A l’exception du Modef, les syndicats agricoles ont salué l’arrivée de Didier Guillaume à la tête du ministère de l’Agriculture, ce 16 octobre. Il a l’originalité d’être issu d’un département leader de l’agriculture biologique, dont il est un promoteur.

Lors de la passation de pouvoirs avec Stéphane Travert (à droite) le 16 octobre, Didier Guillaume (à gauche) a qualifié 
la rue de Varenne de «ministère fabuleux et formidable». 
Lors de la passation de pouvoirs avec Stéphane Travert (à droite) le 16 octobre, Didier Guillaume (à gauche) a qualifié
la rue de Varenne de «ministère fabuleux et formidable». 

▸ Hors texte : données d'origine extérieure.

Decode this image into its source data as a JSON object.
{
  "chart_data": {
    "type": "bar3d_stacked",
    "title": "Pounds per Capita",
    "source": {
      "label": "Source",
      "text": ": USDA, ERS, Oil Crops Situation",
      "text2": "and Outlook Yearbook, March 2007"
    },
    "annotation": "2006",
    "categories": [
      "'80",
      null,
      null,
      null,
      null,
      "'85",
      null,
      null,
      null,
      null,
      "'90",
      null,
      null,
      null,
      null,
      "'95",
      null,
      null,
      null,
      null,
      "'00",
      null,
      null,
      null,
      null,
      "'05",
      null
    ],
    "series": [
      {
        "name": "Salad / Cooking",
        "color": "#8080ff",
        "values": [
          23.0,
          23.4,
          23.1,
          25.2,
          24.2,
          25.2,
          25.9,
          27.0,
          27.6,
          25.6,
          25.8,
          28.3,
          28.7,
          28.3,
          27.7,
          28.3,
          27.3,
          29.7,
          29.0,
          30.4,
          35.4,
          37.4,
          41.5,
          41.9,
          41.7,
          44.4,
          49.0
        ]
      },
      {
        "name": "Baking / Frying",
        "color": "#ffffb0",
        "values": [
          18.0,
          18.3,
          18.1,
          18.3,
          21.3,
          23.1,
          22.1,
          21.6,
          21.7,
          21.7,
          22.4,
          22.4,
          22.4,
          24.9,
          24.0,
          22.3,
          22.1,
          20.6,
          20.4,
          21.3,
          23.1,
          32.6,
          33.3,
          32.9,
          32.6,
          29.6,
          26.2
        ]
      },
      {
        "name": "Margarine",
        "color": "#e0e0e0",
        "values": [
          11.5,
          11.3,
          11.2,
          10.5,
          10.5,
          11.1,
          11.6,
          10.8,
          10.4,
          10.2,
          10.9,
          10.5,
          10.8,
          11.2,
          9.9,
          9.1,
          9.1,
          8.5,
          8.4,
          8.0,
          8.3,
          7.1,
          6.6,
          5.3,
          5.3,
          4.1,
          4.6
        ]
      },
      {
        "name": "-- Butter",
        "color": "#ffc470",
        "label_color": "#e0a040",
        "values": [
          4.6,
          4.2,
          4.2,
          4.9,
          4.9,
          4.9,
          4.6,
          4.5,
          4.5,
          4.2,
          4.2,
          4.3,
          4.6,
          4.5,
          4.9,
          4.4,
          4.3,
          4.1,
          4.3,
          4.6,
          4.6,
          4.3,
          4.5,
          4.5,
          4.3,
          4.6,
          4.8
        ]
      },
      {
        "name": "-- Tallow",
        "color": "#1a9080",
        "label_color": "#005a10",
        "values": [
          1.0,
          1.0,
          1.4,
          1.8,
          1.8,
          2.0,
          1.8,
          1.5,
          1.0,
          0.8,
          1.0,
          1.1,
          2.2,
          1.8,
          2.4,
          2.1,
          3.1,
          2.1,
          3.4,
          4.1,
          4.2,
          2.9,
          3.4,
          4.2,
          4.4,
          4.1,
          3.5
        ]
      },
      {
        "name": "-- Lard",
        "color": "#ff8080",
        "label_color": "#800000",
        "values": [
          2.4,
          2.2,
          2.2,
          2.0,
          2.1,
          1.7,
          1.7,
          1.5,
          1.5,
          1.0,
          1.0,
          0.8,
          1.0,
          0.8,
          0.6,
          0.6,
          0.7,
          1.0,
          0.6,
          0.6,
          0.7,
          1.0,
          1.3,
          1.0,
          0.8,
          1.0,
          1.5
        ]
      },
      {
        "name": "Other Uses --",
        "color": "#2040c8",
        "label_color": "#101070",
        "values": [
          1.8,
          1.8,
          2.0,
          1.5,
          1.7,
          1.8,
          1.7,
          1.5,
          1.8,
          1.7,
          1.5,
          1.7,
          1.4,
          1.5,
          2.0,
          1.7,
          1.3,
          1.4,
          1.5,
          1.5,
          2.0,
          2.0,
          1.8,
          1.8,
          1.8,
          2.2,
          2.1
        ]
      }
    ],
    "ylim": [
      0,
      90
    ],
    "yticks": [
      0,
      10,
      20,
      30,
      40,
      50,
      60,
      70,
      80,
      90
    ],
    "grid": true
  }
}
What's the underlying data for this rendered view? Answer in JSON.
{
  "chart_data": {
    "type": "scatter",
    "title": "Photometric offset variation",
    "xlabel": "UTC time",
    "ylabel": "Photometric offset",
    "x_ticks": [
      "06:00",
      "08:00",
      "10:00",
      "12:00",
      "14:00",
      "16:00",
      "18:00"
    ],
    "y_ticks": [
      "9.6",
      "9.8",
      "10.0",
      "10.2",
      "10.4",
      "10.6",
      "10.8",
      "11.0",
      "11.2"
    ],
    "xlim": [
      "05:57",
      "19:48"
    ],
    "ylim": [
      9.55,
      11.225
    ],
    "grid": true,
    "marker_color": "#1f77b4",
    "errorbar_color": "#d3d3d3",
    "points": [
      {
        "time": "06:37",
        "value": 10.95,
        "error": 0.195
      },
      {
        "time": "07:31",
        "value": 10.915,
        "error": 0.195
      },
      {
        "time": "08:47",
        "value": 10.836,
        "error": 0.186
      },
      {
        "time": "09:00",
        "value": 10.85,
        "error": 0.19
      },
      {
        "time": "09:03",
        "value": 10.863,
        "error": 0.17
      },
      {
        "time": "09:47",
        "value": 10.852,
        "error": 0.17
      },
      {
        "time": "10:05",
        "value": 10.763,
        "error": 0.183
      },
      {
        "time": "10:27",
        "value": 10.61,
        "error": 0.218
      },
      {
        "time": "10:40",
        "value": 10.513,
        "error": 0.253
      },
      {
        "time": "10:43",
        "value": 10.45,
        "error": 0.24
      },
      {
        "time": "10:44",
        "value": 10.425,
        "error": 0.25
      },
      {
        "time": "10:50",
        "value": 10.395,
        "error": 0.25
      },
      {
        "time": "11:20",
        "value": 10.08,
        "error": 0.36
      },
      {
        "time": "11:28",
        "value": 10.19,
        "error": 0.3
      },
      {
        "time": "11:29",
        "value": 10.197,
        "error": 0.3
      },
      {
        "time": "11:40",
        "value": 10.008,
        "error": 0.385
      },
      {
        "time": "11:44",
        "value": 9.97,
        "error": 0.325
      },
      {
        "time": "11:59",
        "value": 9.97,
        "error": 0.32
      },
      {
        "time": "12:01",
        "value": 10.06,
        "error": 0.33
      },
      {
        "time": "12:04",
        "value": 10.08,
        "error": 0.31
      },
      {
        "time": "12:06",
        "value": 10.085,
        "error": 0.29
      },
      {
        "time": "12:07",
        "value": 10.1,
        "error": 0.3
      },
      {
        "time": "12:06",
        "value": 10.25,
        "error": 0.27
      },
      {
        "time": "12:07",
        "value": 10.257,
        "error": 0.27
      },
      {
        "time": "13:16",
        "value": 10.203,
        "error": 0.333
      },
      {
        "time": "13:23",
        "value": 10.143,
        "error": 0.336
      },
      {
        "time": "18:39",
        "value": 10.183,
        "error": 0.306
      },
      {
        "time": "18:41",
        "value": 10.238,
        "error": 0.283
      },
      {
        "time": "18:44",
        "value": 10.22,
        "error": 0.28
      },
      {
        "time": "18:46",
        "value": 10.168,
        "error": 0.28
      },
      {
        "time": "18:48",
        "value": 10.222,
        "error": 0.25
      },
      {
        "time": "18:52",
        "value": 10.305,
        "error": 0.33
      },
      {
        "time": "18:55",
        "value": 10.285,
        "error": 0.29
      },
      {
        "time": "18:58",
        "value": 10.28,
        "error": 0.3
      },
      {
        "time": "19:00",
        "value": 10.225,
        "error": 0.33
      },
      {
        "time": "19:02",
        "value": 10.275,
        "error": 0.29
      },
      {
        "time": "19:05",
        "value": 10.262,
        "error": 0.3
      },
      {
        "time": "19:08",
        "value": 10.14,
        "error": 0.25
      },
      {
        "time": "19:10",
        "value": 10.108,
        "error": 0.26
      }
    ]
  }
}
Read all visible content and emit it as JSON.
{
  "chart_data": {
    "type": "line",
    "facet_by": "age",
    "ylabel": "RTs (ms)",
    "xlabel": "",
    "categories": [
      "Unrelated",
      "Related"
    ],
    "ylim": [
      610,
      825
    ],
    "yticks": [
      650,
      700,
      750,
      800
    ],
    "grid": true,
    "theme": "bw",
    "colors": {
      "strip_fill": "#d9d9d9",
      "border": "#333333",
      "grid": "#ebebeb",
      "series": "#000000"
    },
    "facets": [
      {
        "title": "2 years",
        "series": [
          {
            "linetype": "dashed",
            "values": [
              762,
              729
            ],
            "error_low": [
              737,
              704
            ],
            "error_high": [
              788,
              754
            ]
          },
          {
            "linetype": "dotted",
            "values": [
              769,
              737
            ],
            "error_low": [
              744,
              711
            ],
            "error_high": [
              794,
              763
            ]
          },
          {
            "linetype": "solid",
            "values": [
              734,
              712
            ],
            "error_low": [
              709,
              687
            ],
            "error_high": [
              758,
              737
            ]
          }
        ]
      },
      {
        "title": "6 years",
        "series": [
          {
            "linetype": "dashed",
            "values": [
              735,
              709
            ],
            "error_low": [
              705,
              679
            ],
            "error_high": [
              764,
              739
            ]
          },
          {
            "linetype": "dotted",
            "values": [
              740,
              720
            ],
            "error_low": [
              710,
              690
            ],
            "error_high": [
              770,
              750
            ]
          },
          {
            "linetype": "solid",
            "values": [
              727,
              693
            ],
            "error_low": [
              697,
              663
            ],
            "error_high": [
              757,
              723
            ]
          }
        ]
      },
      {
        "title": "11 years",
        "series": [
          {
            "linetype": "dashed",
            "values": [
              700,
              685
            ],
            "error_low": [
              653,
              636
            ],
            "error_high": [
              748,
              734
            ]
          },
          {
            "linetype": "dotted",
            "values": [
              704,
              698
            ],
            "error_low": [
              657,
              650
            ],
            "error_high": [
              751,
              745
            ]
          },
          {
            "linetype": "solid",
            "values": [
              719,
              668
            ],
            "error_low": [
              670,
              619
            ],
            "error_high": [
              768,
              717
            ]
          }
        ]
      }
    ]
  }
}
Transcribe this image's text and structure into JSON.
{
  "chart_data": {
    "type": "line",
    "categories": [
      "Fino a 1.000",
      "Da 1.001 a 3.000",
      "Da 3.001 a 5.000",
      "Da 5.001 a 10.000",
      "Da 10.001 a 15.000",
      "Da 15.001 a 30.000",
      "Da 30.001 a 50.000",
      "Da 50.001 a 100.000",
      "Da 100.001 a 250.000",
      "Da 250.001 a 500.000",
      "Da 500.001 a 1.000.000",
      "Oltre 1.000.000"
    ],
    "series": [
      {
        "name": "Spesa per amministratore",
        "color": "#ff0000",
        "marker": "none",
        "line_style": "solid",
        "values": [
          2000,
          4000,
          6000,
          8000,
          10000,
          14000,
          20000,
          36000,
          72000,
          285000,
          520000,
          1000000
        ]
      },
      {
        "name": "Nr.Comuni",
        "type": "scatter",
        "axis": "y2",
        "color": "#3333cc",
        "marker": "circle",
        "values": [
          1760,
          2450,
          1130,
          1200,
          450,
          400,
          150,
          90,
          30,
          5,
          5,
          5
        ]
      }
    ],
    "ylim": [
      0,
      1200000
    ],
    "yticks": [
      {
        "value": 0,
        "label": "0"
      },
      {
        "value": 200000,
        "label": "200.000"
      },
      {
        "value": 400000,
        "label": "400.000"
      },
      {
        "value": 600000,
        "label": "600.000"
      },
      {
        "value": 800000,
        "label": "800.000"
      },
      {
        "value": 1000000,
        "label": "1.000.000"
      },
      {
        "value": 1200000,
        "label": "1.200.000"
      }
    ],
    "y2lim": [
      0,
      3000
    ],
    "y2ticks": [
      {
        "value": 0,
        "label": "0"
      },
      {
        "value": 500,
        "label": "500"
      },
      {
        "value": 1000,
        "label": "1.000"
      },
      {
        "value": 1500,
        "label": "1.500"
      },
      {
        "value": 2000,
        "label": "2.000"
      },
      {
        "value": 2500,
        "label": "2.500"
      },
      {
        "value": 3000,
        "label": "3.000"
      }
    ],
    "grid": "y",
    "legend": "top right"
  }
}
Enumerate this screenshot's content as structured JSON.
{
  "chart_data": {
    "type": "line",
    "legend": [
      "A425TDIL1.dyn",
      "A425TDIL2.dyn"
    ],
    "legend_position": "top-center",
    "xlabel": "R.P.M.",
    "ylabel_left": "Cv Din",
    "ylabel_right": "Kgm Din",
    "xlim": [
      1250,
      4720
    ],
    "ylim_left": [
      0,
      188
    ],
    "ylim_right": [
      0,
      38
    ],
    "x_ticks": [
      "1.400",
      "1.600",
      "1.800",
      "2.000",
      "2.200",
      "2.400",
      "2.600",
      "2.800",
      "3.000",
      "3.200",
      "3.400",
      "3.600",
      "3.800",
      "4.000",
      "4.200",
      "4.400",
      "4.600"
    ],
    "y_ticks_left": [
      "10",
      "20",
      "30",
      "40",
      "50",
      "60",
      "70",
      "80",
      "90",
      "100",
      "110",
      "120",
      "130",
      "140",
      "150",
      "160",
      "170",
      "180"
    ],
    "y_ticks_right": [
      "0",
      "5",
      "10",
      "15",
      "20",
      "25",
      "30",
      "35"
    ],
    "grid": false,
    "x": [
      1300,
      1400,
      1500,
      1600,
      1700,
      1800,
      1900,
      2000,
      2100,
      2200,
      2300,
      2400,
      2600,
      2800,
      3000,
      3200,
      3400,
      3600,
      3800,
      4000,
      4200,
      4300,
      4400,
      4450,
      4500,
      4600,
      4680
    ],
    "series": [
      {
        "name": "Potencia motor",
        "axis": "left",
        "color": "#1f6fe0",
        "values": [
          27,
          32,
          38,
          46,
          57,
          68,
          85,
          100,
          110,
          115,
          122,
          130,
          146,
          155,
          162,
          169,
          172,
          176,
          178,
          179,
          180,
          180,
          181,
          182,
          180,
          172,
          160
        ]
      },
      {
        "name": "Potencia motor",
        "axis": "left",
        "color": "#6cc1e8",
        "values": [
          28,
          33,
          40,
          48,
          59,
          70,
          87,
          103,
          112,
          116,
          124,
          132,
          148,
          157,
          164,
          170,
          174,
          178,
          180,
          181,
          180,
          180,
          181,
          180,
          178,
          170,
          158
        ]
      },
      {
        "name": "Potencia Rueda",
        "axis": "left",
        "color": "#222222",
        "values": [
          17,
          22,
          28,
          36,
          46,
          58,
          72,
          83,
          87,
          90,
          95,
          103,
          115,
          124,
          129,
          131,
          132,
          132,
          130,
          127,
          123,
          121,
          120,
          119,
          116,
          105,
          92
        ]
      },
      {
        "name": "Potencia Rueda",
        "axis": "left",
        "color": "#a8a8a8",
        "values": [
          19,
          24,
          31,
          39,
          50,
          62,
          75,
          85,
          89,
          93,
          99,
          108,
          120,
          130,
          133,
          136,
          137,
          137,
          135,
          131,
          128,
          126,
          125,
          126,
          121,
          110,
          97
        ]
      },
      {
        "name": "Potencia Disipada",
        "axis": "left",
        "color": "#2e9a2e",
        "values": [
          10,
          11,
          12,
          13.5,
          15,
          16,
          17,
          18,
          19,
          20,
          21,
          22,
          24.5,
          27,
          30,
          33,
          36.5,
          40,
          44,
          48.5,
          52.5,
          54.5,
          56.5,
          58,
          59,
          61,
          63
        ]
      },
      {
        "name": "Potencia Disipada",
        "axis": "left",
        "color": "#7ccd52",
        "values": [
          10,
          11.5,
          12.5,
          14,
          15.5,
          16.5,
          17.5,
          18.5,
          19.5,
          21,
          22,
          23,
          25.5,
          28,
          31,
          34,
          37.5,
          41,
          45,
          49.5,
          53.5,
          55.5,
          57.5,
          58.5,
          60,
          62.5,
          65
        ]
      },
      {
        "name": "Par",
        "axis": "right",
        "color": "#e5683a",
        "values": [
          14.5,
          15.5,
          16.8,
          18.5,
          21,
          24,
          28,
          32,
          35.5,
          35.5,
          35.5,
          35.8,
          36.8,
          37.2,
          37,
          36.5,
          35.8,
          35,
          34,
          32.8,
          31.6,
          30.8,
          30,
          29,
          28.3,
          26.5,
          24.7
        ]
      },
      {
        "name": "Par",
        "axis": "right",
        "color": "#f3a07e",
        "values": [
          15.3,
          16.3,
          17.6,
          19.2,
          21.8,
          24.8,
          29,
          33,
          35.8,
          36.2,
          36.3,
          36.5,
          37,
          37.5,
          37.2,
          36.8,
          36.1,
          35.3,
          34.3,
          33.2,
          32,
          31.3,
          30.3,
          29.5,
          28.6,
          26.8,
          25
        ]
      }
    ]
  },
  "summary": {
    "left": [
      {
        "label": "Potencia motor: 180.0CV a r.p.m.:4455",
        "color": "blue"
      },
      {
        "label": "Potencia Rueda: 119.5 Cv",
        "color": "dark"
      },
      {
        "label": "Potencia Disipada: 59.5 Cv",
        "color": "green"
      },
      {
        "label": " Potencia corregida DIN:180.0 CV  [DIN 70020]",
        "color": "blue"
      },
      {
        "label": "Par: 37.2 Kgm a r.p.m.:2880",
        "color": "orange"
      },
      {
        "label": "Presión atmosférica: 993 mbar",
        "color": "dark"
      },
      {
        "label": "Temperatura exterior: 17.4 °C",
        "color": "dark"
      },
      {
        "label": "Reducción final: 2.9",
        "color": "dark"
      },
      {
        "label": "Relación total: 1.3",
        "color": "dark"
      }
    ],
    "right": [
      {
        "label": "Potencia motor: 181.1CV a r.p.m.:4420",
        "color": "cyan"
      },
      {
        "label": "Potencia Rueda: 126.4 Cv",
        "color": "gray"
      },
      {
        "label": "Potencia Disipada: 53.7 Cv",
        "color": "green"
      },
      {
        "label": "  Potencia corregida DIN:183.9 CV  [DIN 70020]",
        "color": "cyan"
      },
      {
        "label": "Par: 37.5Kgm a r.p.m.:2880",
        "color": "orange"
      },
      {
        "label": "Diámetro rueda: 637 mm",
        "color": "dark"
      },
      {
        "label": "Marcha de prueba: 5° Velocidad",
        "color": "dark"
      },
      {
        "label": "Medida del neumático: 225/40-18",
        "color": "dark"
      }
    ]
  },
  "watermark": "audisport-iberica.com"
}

© Xavier Remongin/agriculture.gouv.fr



Didier Guillaume avait déjà failli être ministre de l’Agriculture. C’était en 2014. Son nom était le plus fréquemment cité lorsque le torchon brûlait entre le ministre de l’Agriculture de l’époque, Stéphane Le Foll, et le syndicalisme majoritaire, et que Matignon tomba dans les mains de Manuel Valls dont il était un proche - il fut plus tard son directeur de campagne lors des primaires de la gauche aux dernières élections présidentielles.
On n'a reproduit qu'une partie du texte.